Destarte, como já exposto, o vigente Código Civil brasileiro adotou como regra geral a responsabilidade civil subjetiva (artigo 186), segundo a qual, baseada na teoria clássica, o ofensor tem o dever de reparar ou de restituir o mal causado desde que comprovado o dano, o nexo causal e a sua culpa.

A imputação de responsabilidade civil feita a Hospitais por atos ilícitos que teriam sido praticados pela sua equipe de saúde, acompanha o Código de Defesa do Consumidor, em seu artigo 14, §4º, que dispõe que “o fornecedor de serviços responde, independentemente da existência de culpa, pela reparação dos danos causados aos consumidores por defeitos relativos à prestação dos serviços, bem como por informações insuficientes ou inadequadas sobre sua fruição e riscos”, ou seja a chamada responsabilidade objetiva.

Nos termos do entendimento pacificado pelo Superior Tribunal de Justiça vi o hospital responderá objetivamente, sem que haja necessidade do paciente demonstrar a culpa do estabelecimento hospitalar, quando for comprovada a culpa dos médicos integrantes de seu corpo clínico no atendimento.

Além do Código de Defesa do Consumidor a responsabilidade civil objetiva se encontra amparada no Código Civil brasileiro (art. 927, §único) como sistema subsidiário, segundo a qual deve o ofensor reparar, restituindo ou restaurando o ofendido independentemente de culpa, bastando a comprovação do dano e do nexo causal.

Então vem a indagação: qual a melhor conduta dos hospitais para criação de um protocolo específico no caso de opção entre os pacientes que terão prioridade na utilização de UTIs, primordialmente em casos relacionados à Covid-19?

Como fazer a dura e difícil escolha de quem vive e quem morre, quando não temos leitos, respiradores entre outros equipamentos de logística suficientes para enfrentar a pandêmica catástrofe do coronavírus.

Recomenda-se que o hospital venha a criar um protocolo específico para essa finalidade, com a análise jurídica adequada, com observação às diretrizes da Associação Médica Brasileira, e que os termos desse protocolo possam ser devidamente enviados ao Ministério Público e a Ordem dos Advogados do Brasil para ciência e manifestação, tendo em vista sua função institucional de fiscalizar a boa aplicação das leis, incumbindo-lhes a defesa da ordem jurídica, do regime democrático e dos interesses sociais e individuais indisponíveis.

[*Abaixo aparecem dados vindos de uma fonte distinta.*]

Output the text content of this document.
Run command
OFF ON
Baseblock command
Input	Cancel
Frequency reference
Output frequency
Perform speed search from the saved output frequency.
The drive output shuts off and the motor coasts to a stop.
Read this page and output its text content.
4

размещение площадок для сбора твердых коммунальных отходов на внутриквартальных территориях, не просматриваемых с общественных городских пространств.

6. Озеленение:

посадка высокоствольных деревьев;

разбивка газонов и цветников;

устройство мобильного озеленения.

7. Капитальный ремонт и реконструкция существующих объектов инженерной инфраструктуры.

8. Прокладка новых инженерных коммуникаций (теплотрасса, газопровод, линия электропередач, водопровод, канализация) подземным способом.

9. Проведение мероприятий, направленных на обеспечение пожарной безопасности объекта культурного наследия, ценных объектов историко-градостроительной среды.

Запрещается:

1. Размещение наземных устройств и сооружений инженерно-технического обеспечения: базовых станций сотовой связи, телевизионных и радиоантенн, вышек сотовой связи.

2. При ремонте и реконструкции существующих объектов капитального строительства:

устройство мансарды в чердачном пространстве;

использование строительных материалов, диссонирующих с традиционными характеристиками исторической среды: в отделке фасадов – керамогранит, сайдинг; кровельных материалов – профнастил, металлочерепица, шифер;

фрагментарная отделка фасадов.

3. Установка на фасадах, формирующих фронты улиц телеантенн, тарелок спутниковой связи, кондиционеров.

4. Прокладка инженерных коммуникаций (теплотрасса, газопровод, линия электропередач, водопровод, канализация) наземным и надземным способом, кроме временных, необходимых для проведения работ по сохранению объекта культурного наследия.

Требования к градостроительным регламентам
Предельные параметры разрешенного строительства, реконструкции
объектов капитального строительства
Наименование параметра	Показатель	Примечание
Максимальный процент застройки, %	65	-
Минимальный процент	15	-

Na confecção desse protocolo específico devem ainda ser observados os princípios e valores inerentes à profissão médica e as diretrizes e resoluções impostas pelo Conselho Federal de Medicina, autarquia federal com atribuições constitucionais de fiscalização e normatização da prática médica.

Após a criação do protocolo específico, este deverá ser encaminhado à Comissão Ética do respectivo hospital para a consequente validação. Segundo os termos da Resolução CFM n.º 2.152/2016 vii, fixa como facultativa a constituição de Comissão de Ética Médica nas instituições com até 30 médicos, cabendo ao diretor clínico, se houver, ou ao diretor técnico, encaminhar as demandas éticas ao Conselho Regional de Medicina. A instituição que possuir acima de 31 a 999 médicos tem a obrigatoriedade de eleger comissão com mínimo de três membros efetivos e igual número de suplentes, enquanto as com mais de mil médicos terão de contar com pelo menos cinco membros efetivos e cinco suplentes.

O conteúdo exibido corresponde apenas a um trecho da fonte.